The pH of a solution that contains 0.818 M acetic acid (Ka = 1.76 x 10-5) and 0.172 M sodium acetate is
__________. The Ka of acetic acid is 1.76 × 10-5.
Use the Ka expression (or the Henderson-Hasselbalch expression).
Ka = (H^+)(CH3COO^-)/(CH3COOH)
You are given CH3COO^- and CH3COOH, solve for H^+, then convert to pH.
To determine the pH of the solution, you can use the Henderson-Hasselbalch equation, which relates the pH of a buffer solution to the pKa and the ratio of the concentrations of the conjugate acid and base.
The Henderson-Hasselbalch equation is given by:
pH = pKa + log([conjugate base]/[acid])
In this case, acetic acid (CH3COOH) is the acid and sodium acetate (CH3COONa) is the conjugate base. The pKa value of acetic acid is given as 1.76 x 10^-5.

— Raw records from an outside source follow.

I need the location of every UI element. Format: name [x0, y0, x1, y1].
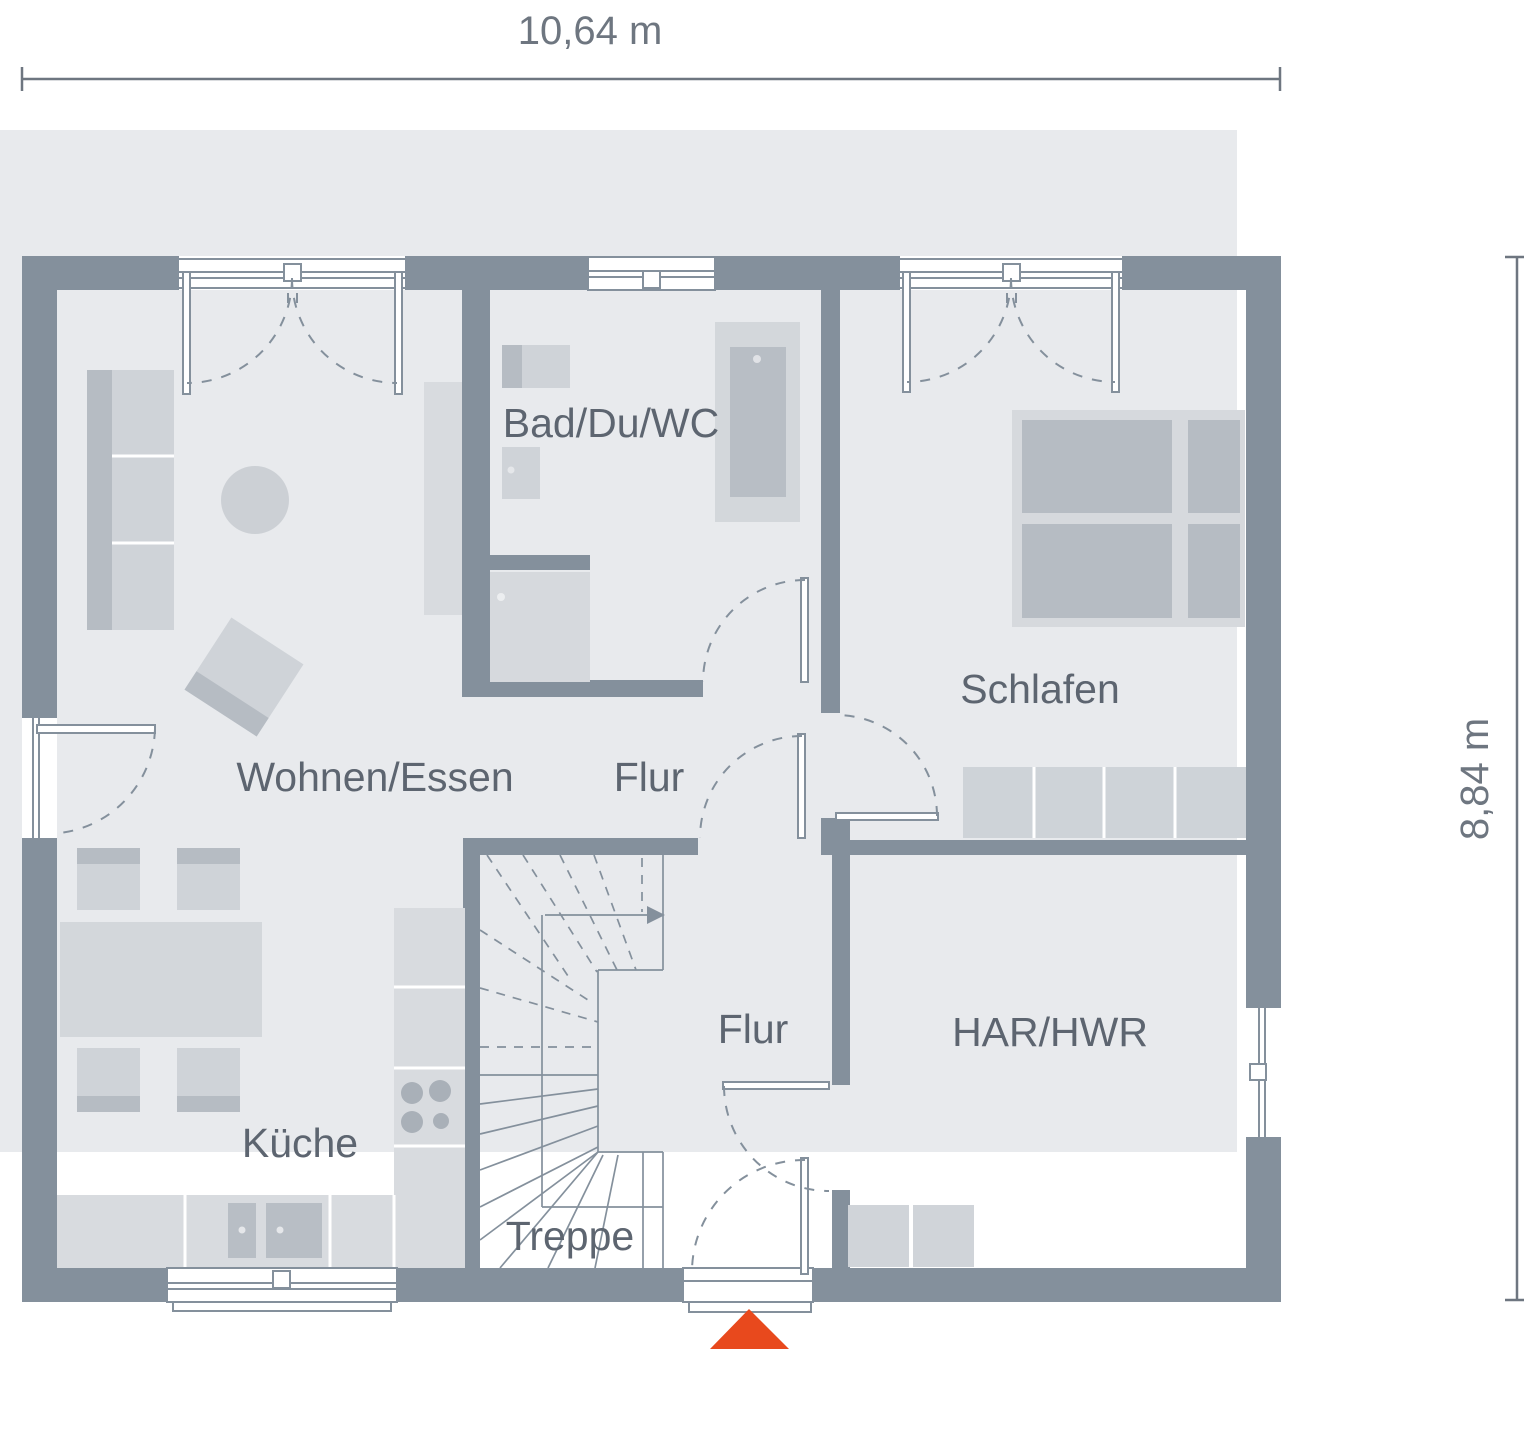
wall-flur-schlafen	[821, 290, 840, 713]
wall-stair-north	[463, 838, 698, 855]
room-label-bad: Bad/Du/WC	[503, 400, 719, 446]
bathtub	[715, 322, 800, 522]
dimension-height-label: 8,84 m	[1453, 718, 1497, 840]
bed	[1012, 410, 1245, 627]
dimension-width-label: 10,64 m	[518, 9, 663, 53]
window-handle-icon	[1250, 1064, 1266, 1080]
dining-chair	[177, 1048, 240, 1112]
dimension-top: 10,64 m	[22, 9, 1280, 91]
wall-bad-stub	[462, 555, 590, 570]
room-label-kueche: Küche	[242, 1120, 358, 1166]
wall-segment	[1122, 256, 1281, 290]
wall-segment	[22, 290, 57, 718]
room-label-har-hwr: HAR/HWR	[952, 1009, 1148, 1055]
shower	[490, 572, 590, 682]
wall-flur-har	[832, 855, 850, 1085]
wall-stair-west	[463, 855, 480, 1268]
wall-segment	[22, 256, 179, 290]
wall-segment	[813, 1268, 1281, 1302]
window-handle-icon	[643, 271, 660, 288]
room-label-flur-lower: Flur	[718, 1006, 789, 1052]
door-leaf	[37, 725, 155, 733]
door-leaf	[798, 734, 805, 838]
wall-segment	[22, 838, 57, 1268]
dining-table	[60, 922, 262, 1037]
sideboard	[424, 382, 462, 615]
kitchen-sink	[228, 1203, 322, 1258]
window-bad	[588, 257, 715, 290]
door-leaf	[836, 813, 938, 820]
wall-segment	[1246, 1137, 1281, 1268]
wall-segment	[22, 1268, 167, 1302]
floor-plan-drawing: 10,64 m 8,84 m Wohnen/Essen Flur Bad/Du/…	[0, 0, 1524, 1453]
door-leaf	[801, 1158, 808, 1274]
wall-segment	[1246, 290, 1281, 1008]
entrance-marker-icon	[710, 1309, 789, 1349]
door-leaf	[801, 578, 808, 682]
rug	[221, 466, 289, 534]
dining-chair	[77, 848, 140, 910]
room-label-flur-upper: Flur	[614, 754, 685, 800]
window-handle-icon	[273, 1271, 290, 1288]
room-label-schlafen: Schlafen	[960, 666, 1120, 712]
floor-plan-page: 10,64 m 8,84 m Wohnen/Essen Flur Bad/Du/…	[0, 0, 1524, 1453]
dryer	[913, 1205, 974, 1267]
wall-segment	[397, 1268, 683, 1302]
window-har	[1246, 1008, 1281, 1137]
wall-segment	[715, 256, 900, 290]
wall-bad-west	[462, 290, 490, 680]
dining-chair	[177, 848, 240, 910]
wardrobe	[963, 767, 1246, 838]
room-label-treppe: Treppe	[506, 1213, 634, 1259]
window-sill	[173, 1302, 391, 1311]
toilet	[502, 447, 540, 499]
washer	[848, 1205, 909, 1267]
window-kueche	[167, 1268, 397, 1311]
dining-chair	[77, 1048, 140, 1112]
door-entrance	[683, 1158, 813, 1312]
wall-schlafen-har	[838, 840, 1246, 855]
room-label-wohnen-essen: Wohnen/Essen	[236, 754, 513, 800]
washbasin	[502, 345, 570, 388]
sofa	[87, 370, 174, 630]
door-leaf	[723, 1082, 829, 1089]
wall-flur-har	[832, 1190, 850, 1268]
wall-bad-south	[462, 680, 703, 697]
wall-segment	[405, 256, 588, 290]
dimension-right: 8,84 m	[1453, 257, 1524, 1300]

First, we need to calculate the ratio of the concentrations of the conjugate base and acid:
[conjugate base] / [acid] = [CH3COO-] / [CH3COOH]
Given the molarities of the solutions, we have:
[conjugate base] = 0.172 M (concentration of sodium acetate)
[acid] = 0.818 M (concentration of acetic acid)
Now, let's substitute the values into the Henderson-Hasselbalch equation:
pH = pKa + log([0.172] / [0.818])
Using the given pKa = 1.76 x 10^-5, and performing the calculations:
pH = -log(1.76 x 10^-5) + log(0.172 / 0.818)
pH = -(-4.755) + log(0.210)
pH = 4.755 + (-0.677)
pH = 4.078
Therefore, the pH of the solution is approximately 4.078.